Paylaş
BÜYÜKŞEHİR Belediyesi'nin trafiğin planlanmasından sorumlu Altyapı Planlama Koordinasyon Dairesi, beş aydır sürdürdüğü çalışmayı sonuçlandırdı ve İstanbul'da afet anında kullanılacak yolları belirledi.
Gazetemizde bu yolları ilçe ilçe yayımlamaya bugünden itibaren başladık. (Bkz. sayfa 6).
Bu yollar, bir afet olduğunda, arama-kurtarma ve yardım çalışmaları için kullanılacak. Önemini ayrıca vurgulamaya gerek yok:
Hepimiz insanların acil yardıma ihtiyaç duyduğu bir anda, kesintisiz bir ulaşımın ne kadar hayati bir rol oynadığını çok acı bir şekilde öğrendik.

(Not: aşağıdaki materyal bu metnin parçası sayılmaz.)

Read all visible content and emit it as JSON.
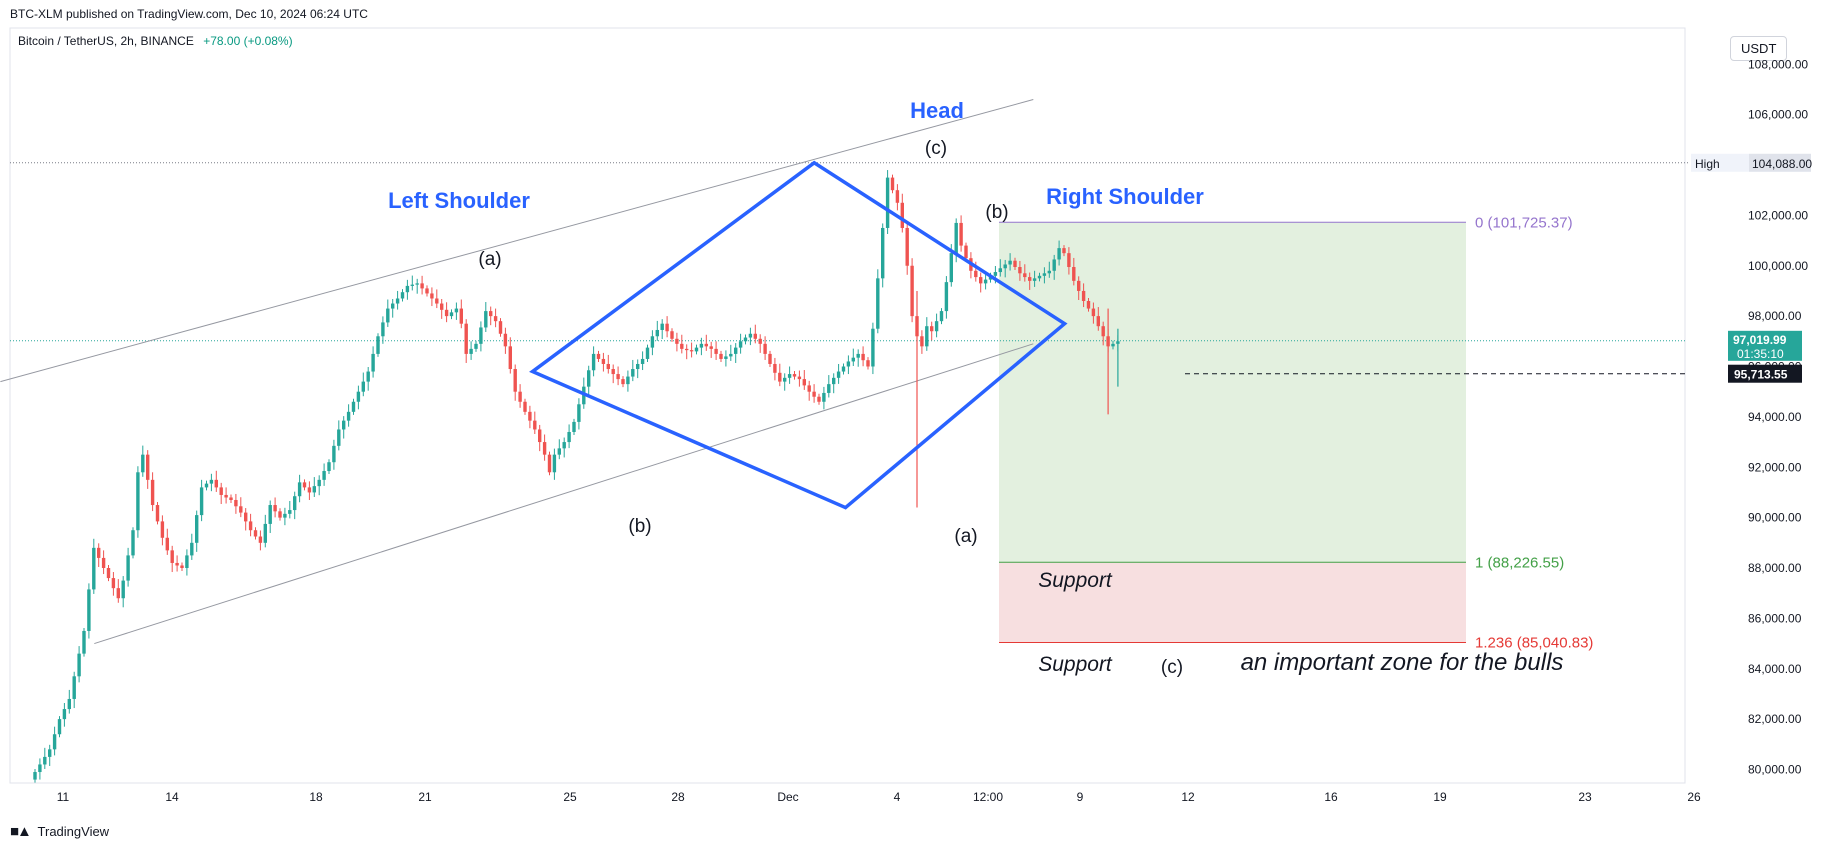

Şimdi her ilçe için bu yollar belirlendi. Bu yollara kesin park yasağı getirilecek. Yasak, halkın bilgilendirilmesi ve bu yollara levhalar konulması işlemi biter bitmez başlayacak.
Doğal olarak, park yasağını başlatmak için bir afeti bekleyemeyiz. Çünkü afetin ne zaman olacağı belli değil. İşte dilimizden düşürmediğimiz ‘‘afete hazırlıklı olmak’’, ‘‘depremle bir arada yaşamayı öğrenmek’’ gibi lafların anlamı da tam bu:
Ne zaman olacağı belli olmadığı halde, her an olacakmış gibi, bazı yolları açık tutmak!
Peki, acaba bu başarılabilir mi?
Bu sorunun çok önemli olduğunu düşünüyorum; çünkü her ilçede bir yığın önemli yol, kırmızıyla işaretlenmiş, yani kesin park yasağına giriyor. Bunları park eden otomobillerden temizlemek mümkün mü?
İstanbul, büyük park sıkıntısı yaşayan bir şehir. Dolayısıyla bu park yasağı, sadece kolluk güçlerinin müdahalesiyle gerçekleşemez. Halkın gönüllü olarak katılımı gerekir.
İşte bu noktada ciddi tereddütlerim var.
Acaba, araçlarımızı bu yollara park etmemek gibi bir fedakarlığa katlanabilecek miyiz? Alternatif otoparklar gösterilecek mi, bunlar işlevsel olarak kullanılacak mı?
Kısacası, iki soru: Bir, idare, aldığı önlemi uygulanabilir hale getirecek mi? İki, biz depremden ders aldık mı?
İşte birkaç ay içinde bu soruların cevabını öğreneceğiz.